Per i nativi il cedro è come il maiale: si usa tutto. Per fare di tutto. Significative a questo riguardo le leggende Salish sulla nascita del cedro rosso: un uomo generoso che aiutava sempre gli altri, donando coperte, abiti e cibo, viene ricompensato dal Grande spirito che farà sorgere l’albero dalla sua tomba, dicendo che sarà utile a tutti: le radici per i cesti, la corteccia per gli abiti, il legno per le case. Il cedro giallo, invece nasce quando Corvo (dio creatore e ingannatore burlone), scoperto che alcune giovani donne che essiccavano salmoni sulla riva non avevano paura di nulla se non dei gufi, ne fece il verso in modo da farle fuggire sulla montagna, dove si trasformarono appunto in cedri gialli, di cui è apprezzata dagli “indiani” la bellezza. Tradizionalmente per l’abbattimento dell’albero venivano usate asce di pietra e bruciature controllate tramite pietre roventi (e argilla bagnata per isolare le parti da non bruciare). Per la lavorazione del legno, invece, mazze di pietra e cunei di legno per fenderlo (e anche farne tavole). L’uso tradizionalmente controllato delle risorse vegetali portava gli “indiani” a praticare un foro alla base per accertarsi che lo stato delle parti interne dell’albero fosse adatto agli usi programmati. Se l’interno era “marcio” o inadatto, l’albero non veniva abbattuto.
Le tecniche erano così raffinate da consentire di ricavare tavole dall’albero ancora in piedi, o attraverso una serie di cunei piantati dall’alto verso il basso, aiutandosi magari con corde per staccarle dal tronco, o, volendo faticare meno, staccandola prima solo parzialmente, e inserendo poi tra tavola e tronco un cuneo lasciato in situ sinché vento e clima non completassero l’operazione. Altrettanto raffinate le tecniche per la realizzazione delle canoe, dove dopo la sgrossatura della forma esterna dell’imbarcazione dal tronco, l’interno veniva rimosso arrivando a definire spessori uniformi (che bilanciano resistenza e peso) su tutte le superfici grazie a piccoli fori in cui venivano inseriti pioli di misura fissa di cedro giallo, che servivano come riferimenti per rimuovere il legno all’interno.

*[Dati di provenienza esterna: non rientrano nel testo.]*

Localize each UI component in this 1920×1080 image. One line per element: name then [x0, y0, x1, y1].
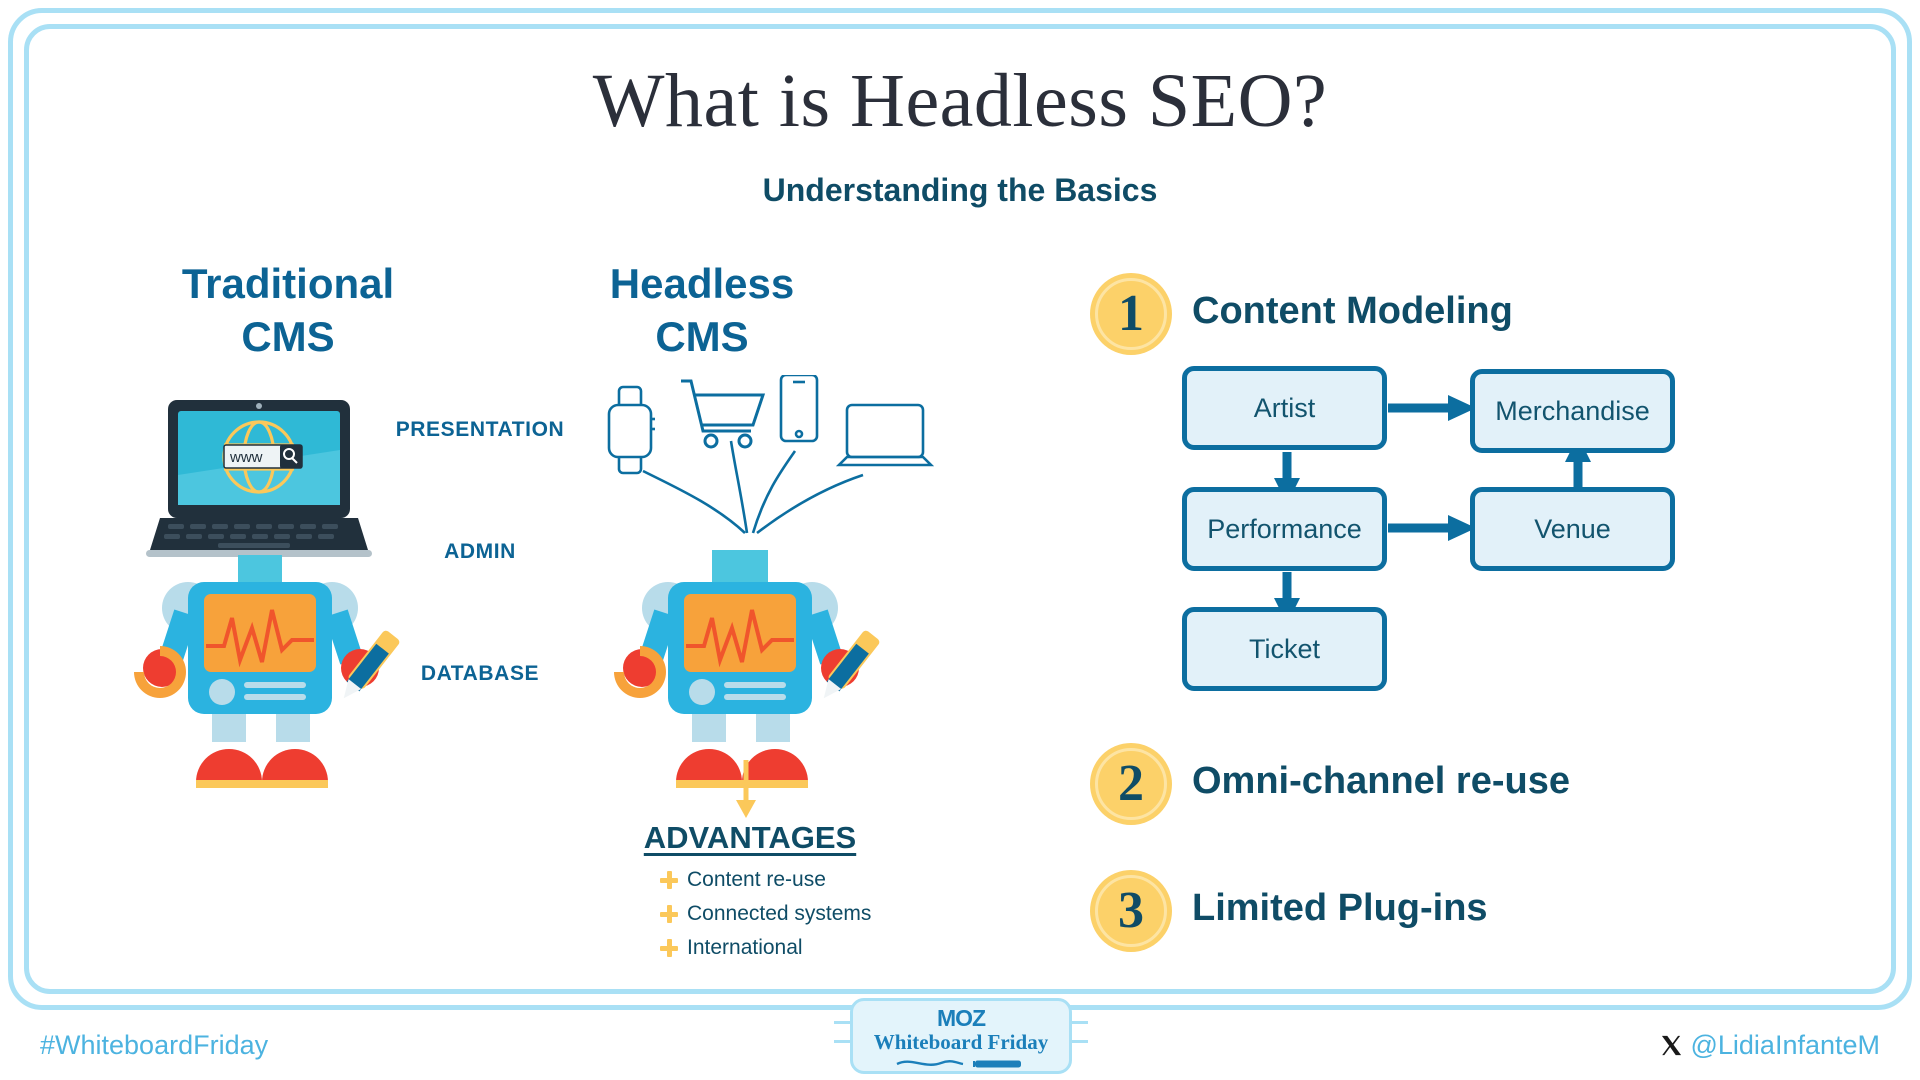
svg-text:www: www: [229, 449, 263, 466]
point-number: 1: [1118, 288, 1144, 340]
advantage-label: International: [687, 936, 803, 960]
badge-tab-left: [834, 1021, 850, 1043]
x-twitter-icon: [1660, 1034, 1683, 1057]
model-box-merchandise[interactable]: Merchandise: [1470, 369, 1675, 453]
advantage-label: Connected systems: [687, 902, 871, 926]
handle-text: @LidiaInfanteM: [1690, 1030, 1880, 1061]
page-title: What is Headless SEO?: [0, 58, 1920, 145]
point-number: 3: [1118, 885, 1144, 937]
heading-headless-line1: Headless: [532, 258, 872, 311]
footer-hashtag: #WhiteboardFriday: [40, 1030, 268, 1061]
model-box-ticket[interactable]: Ticket: [1182, 607, 1387, 691]
slide-root: What is Headless SEO? Understanding the …: [0, 0, 1920, 1080]
model-box-venue[interactable]: Venue: [1470, 487, 1675, 571]
point-label-2: Omni-channel re-use: [1192, 760, 1570, 803]
marker-squiggle-icon: [891, 1055, 1031, 1071]
list-item: Content re-use: [660, 868, 990, 892]
badge-tab-right: [1072, 1021, 1088, 1043]
heading-traditional-line2: CMS: [118, 311, 458, 364]
page-subtitle: Understanding the Basics: [0, 172, 1920, 209]
point-label-1: Content Modeling: [1192, 290, 1513, 333]
point-badge-3: 3: [1090, 870, 1172, 952]
plus-icon: [660, 871, 678, 889]
advantages-list: Content re-use Connected systems Interna…: [660, 868, 990, 970]
advantage-label: Content re-use: [687, 868, 826, 892]
badge-series-text: Whiteboard Friday: [853, 1030, 1069, 1055]
heading-headless-line2: CMS: [532, 311, 872, 364]
plus-icon: [660, 905, 678, 923]
laptop-head-icon: www: [146, 400, 372, 557]
advantages-heading: ADVANTAGES: [600, 820, 900, 856]
moz-whiteboard-friday-badge: MOZ Whiteboard Friday: [850, 998, 1072, 1074]
plus-icon: [660, 939, 678, 957]
heading-traditional-cms: Traditional CMS: [118, 258, 458, 363]
point-badge-2: 2: [1090, 743, 1172, 825]
moz-wordmark: MOZ: [853, 1005, 1069, 1032]
list-item: Connected systems: [660, 902, 990, 926]
headless-cms-robot-illustration: [600, 400, 890, 790]
traditional-cms-robot-illustration: www: [120, 400, 410, 790]
point-label-3: Limited Plug-ins: [1192, 887, 1488, 930]
footer-social-handle[interactable]: @LidiaInfanteM: [1660, 1030, 1880, 1061]
list-item: International: [660, 936, 990, 960]
model-box-performance[interactable]: Performance: [1182, 487, 1387, 571]
heading-headless-cms: Headless CMS: [532, 258, 872, 363]
heading-traditional-line1: Traditional: [118, 258, 458, 311]
point-number: 2: [1118, 758, 1144, 810]
advantages-down-arrow-icon: [728, 760, 764, 820]
model-box-artist[interactable]: Artist: [1182, 366, 1387, 450]
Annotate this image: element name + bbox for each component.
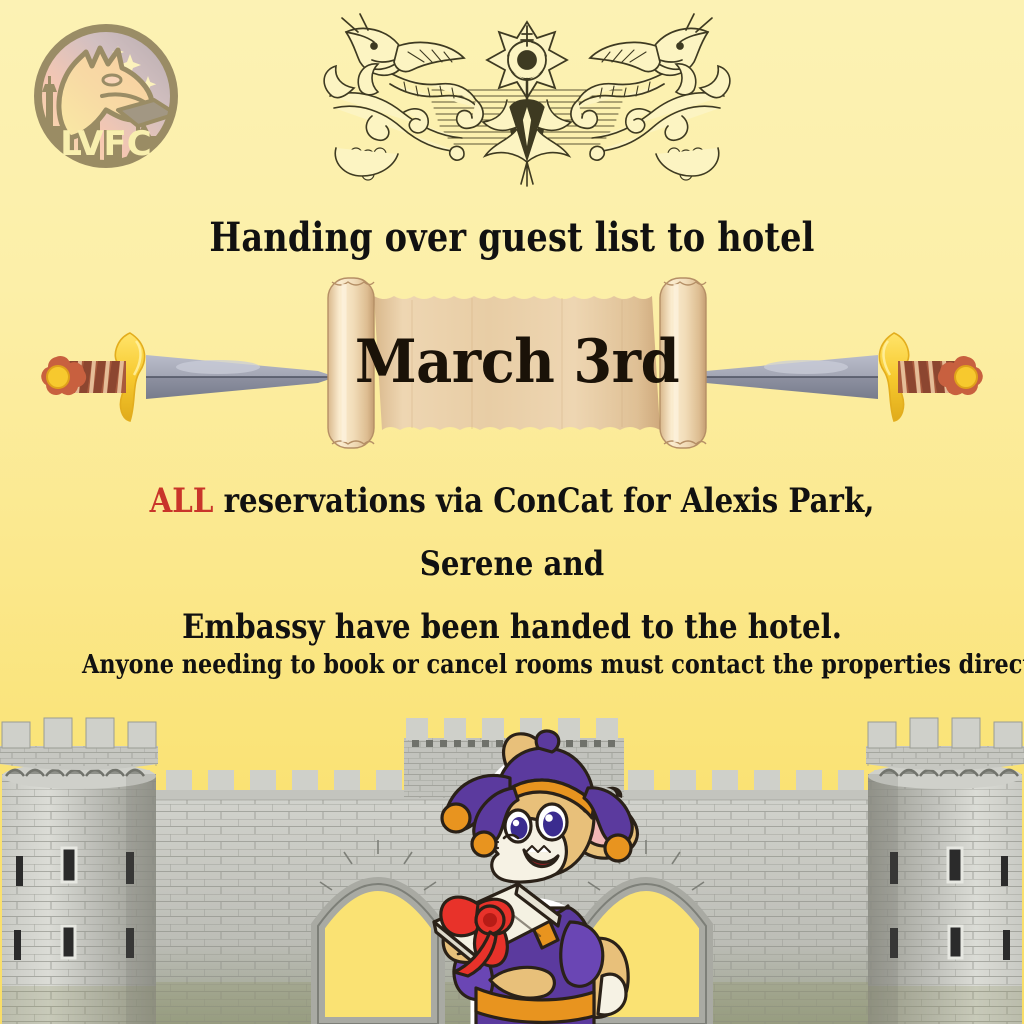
victorian-dragon-flourish-icon <box>312 4 742 189</box>
parchment-scroll: March 3rd <box>322 272 712 454</box>
body-copy: ALL reservations via ConCat for Alexis P… <box>108 470 916 659</box>
dagger-right-icon <box>676 325 1006 430</box>
note-emphasis-must: must <box>601 650 664 680</box>
note-before: Anyone needing to book or cancel rooms <box>82 650 601 680</box>
lvfc-logo: LVFC <box>26 18 186 180</box>
note-line: Anyone needing to book or cancel rooms m… <box>82 650 942 680</box>
castle-tower-right <box>866 718 1024 1024</box>
castle-tower-left <box>0 718 158 1024</box>
logo-text: LVFC <box>60 124 151 164</box>
note-after: contact the properties directly. <box>663 650 1024 680</box>
body-emphasis-all: ALL <box>150 481 214 521</box>
body-line-1: ALL reservations via ConCat for Alexis P… <box>108 470 916 596</box>
scroll-date-text: March 3rd <box>336 272 699 454</box>
body-line-1-rest: reservations via ConCat for Alexis Park,… <box>213 481 874 584</box>
dagger-left-icon <box>18 325 348 430</box>
page-title: Handing over guest list to hotel <box>82 214 942 261</box>
poster-canvas: LVFC <box>0 0 1024 1024</box>
jester-fox-mascot <box>392 726 644 1024</box>
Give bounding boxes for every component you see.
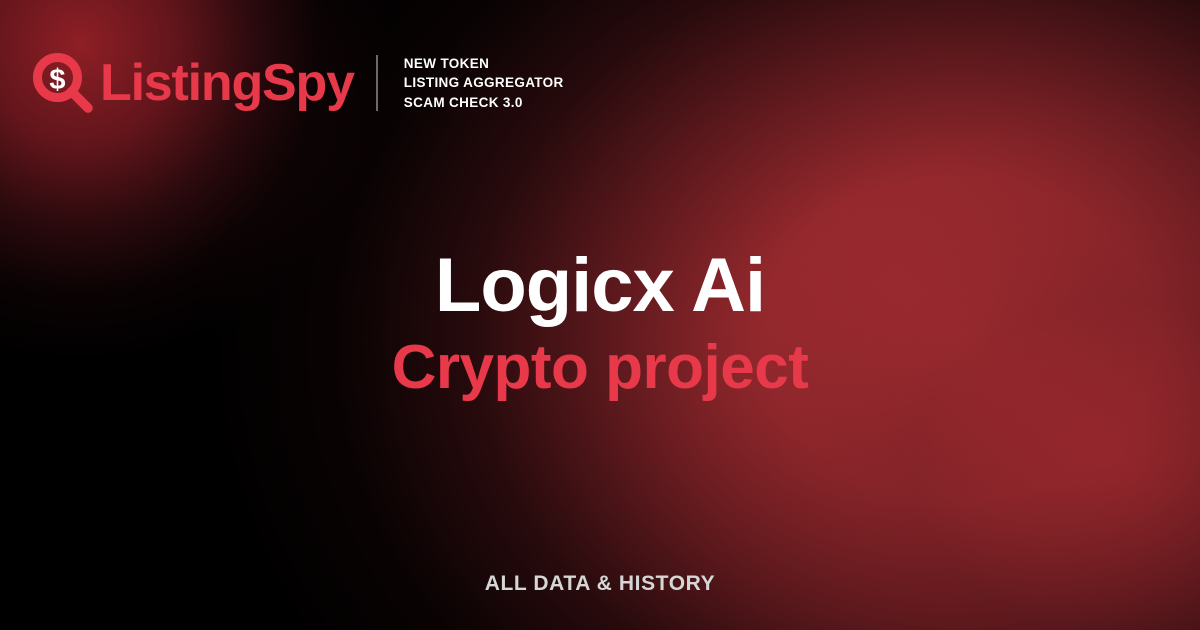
hero-section: Logicx Ai Crypto project — [0, 246, 1200, 402]
header: $ ListingSpy NEW TOKEN LISTING AGGREGATO… — [32, 52, 564, 114]
footer-text: ALL DATA & HISTORY — [485, 572, 716, 595]
tagline-line-3: SCAM CHECK 3.0 — [404, 93, 564, 112]
header-divider — [376, 55, 378, 111]
magnifier-dollar-icon: $ — [32, 52, 94, 114]
brand-wordmark: ListingSpy — [100, 57, 354, 109]
tagline-line-2: LISTING AGGREGATOR — [404, 73, 564, 92]
brand-tagline: NEW TOKEN LISTING AGGREGATOR SCAM CHECK … — [404, 54, 564, 111]
share-card: $ ListingSpy NEW TOKEN LISTING AGGREGATO… — [0, 0, 1200, 630]
page-title: Logicx Ai — [0, 246, 1200, 325]
footer: ALL DATA & HISTORY — [0, 572, 1200, 596]
svg-text:$: $ — [49, 64, 65, 96]
brand-logo[interactable]: $ ListingSpy — [32, 52, 354, 114]
page-subtitle: Crypto project — [0, 335, 1200, 402]
tagline-line-1: NEW TOKEN — [404, 54, 564, 73]
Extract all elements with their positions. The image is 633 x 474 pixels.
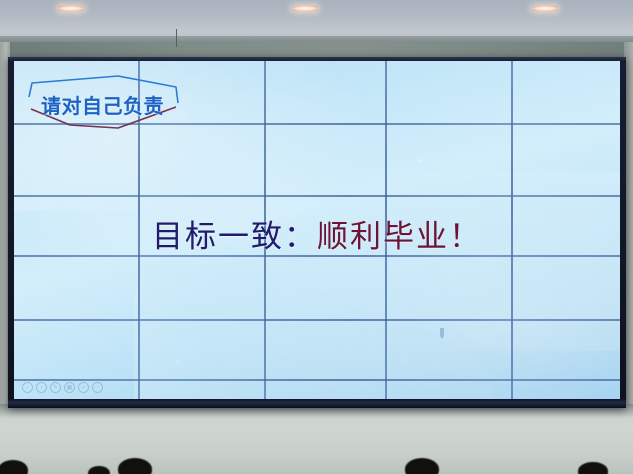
audience-head <box>0 460 28 474</box>
slide-headline: 目标一致：顺利毕业！ <box>14 211 620 256</box>
slide-headline-part-a: 目标一致： <box>152 219 317 255</box>
next-slide-button[interactable]: › <box>36 382 47 393</box>
pen-annotate-button[interactable]: ✎ <box>50 382 61 393</box>
audience-head <box>578 462 608 474</box>
screen-glare <box>134 279 494 399</box>
video-wall-bezel-bottom <box>8 399 626 408</box>
screen-glare <box>300 171 620 351</box>
ceiling-light-1 <box>58 6 84 11</box>
panel-seam-horizontal <box>14 195 620 197</box>
video-wall-display-surface[interactable]: 请对自己负责 目标一致：顺利毕业！ ‹ › ✎ ▦ ⌕ ⋯ <box>14 61 620 399</box>
lcd-video-wall[interactable]: 请对自己负责 目标一致：顺利毕业！ ‹ › ✎ ▦ ⌕ ⋯ <box>8 57 626 408</box>
screen-blemish <box>176 361 180 364</box>
slide-logo-text: 请对自己负责 <box>41 90 164 119</box>
ceiling-light-2 <box>292 6 318 11</box>
slide-headline-part-b: 顺利毕业！ <box>317 219 482 255</box>
ceiling-light-3 <box>532 6 558 11</box>
screen-blemish <box>418 159 421 162</box>
audience-head <box>88 466 110 474</box>
audience-head <box>405 458 439 474</box>
audience-head <box>118 458 152 474</box>
presentation-toolbar[interactable]: ‹ › ✎ ▦ ⌕ ⋯ <box>22 382 103 393</box>
text-cursor <box>439 328 446 339</box>
panel-seam-horizontal <box>14 319 620 321</box>
room-photo-scene: 请对自己负责 目标一致：顺利毕业！ ‹ › ✎ ▦ ⌕ ⋯ <box>0 0 633 474</box>
panel-seam-horizontal <box>14 379 620 381</box>
slide-logo-banner: 请对自己负责 <box>26 73 194 131</box>
previous-slide-button[interactable]: ‹ <box>22 382 33 393</box>
ceiling-sensor-stem <box>176 29 177 47</box>
more-options-button[interactable]: ⋯ <box>92 382 103 393</box>
zoom-magnify-button[interactable]: ⌕ <box>78 382 89 393</box>
slide-thumbnails-button[interactable]: ▦ <box>64 382 75 393</box>
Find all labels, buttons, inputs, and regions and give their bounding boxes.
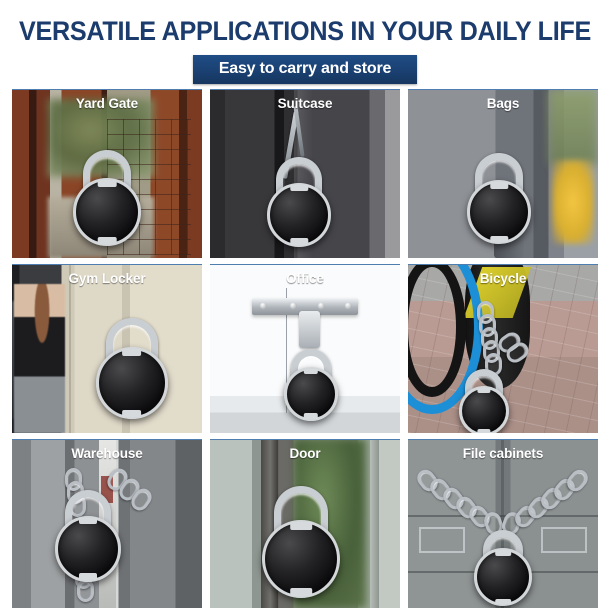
- padlock-icon: [93, 318, 171, 424]
- chain-decoration: [419, 469, 589, 539]
- padlock-icon: [71, 150, 143, 250]
- card-label-door: Door: [210, 439, 400, 467]
- padlock-icon: [283, 349, 339, 419]
- card-label-gym-locker: Gym Locker: [12, 264, 202, 292]
- padlock-icon: [465, 153, 533, 251]
- padlock-icon: [266, 157, 332, 253]
- card-label-office: Office: [210, 264, 400, 292]
- infographic-page: VERSATILE APPLICATIONS IN YOUR DAILY LIF…: [0, 0, 610, 610]
- card-gym-locker: Gym Locker: [12, 264, 202, 433]
- card-file-cabinets: File cabinets: [408, 439, 598, 608]
- card-door: Door: [210, 439, 400, 608]
- subtitle-banner: Easy to carry and store: [193, 55, 417, 84]
- card-label-bicycle: Bicycle: [408, 264, 598, 292]
- application-grid: Yard Gate Suitcase Bags: [12, 89, 598, 608]
- page-title: VERSATILE APPLICATIONS IN YOUR DAILY LIF…: [15, 0, 595, 45]
- card-label-suitcase: Suitcase: [210, 89, 400, 117]
- card-label-file-cabinets: File cabinets: [408, 439, 598, 467]
- card-label-warehouse: Warehouse: [12, 439, 202, 467]
- padlock-icon: [52, 490, 124, 590]
- card-warehouse: Warehouse: [12, 439, 202, 608]
- card-label-yard-gate: Yard Gate: [12, 89, 202, 117]
- card-suitcase: Suitcase: [210, 89, 400, 258]
- padlock-icon: [259, 486, 343, 602]
- card-office: Office: [210, 264, 400, 433]
- card-bicycle: Bicycle: [408, 264, 598, 433]
- card-bags: Bags: [408, 89, 598, 258]
- subtitle-container: Easy to carry and store: [0, 55, 610, 84]
- card-yard-gate: Yard Gate: [12, 89, 202, 258]
- padlock-icon: [473, 530, 533, 606]
- card-label-bags: Bags: [408, 89, 598, 117]
- padlock-icon: [458, 369, 510, 433]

Poi, attraverso acqua bollente all’interno e fuoco all’esterno, il legno dei fianchi veniva ammorbidito in misura sufficiente ad allargare i bordi della barca attraverso l’inserimento forzato di bastoni all’interno, in modo da assicurare la forma voluta che consentisse l’utilizzo anche in mare dell’imbarcazione. L’utilizzo più spettacolare dei cedri è però per la costruzione delle case plurifamiliari e cerimoniali, quindi grandi, ottenute attraverso pilastri e travi fatti di tronchi lasciati rotondi, enormi. Per sollevarli e metterli in posizione potevano servire da 80 a 300 persone, a seconda delle tecniche usate e delle dimensioni. Tetto e pareti laterali erano poi fatti con tavole fissate con legacci di rami flessibili di cedro. I pilastri interni principali erano intagliati a totem, con le figure araldiche della famiglia/tribù: corvo, grizzly, orso marino (mitico, non rappresentativo), rana, zanzara, orca, polpo, salmone, uccello tuono, mostro marino, aquila, ecc., in combinazioni varie. Disegni stilizzati degli stessi animali venivano eseguiti in facciata di solito in colori puri, soprattutto bianco, nero e rosso. Le realizzazioni forse più spettacolari sono però i grandi totem esterni, alti anche oltre 20 metri, spesso posizionati al centro della facciata in modo da ricavare la stretta porta d’ingresso alla base del tronco. Una delle realizzazioni più complesse utilizzando le tavole di cedro sono però scatole e cofani.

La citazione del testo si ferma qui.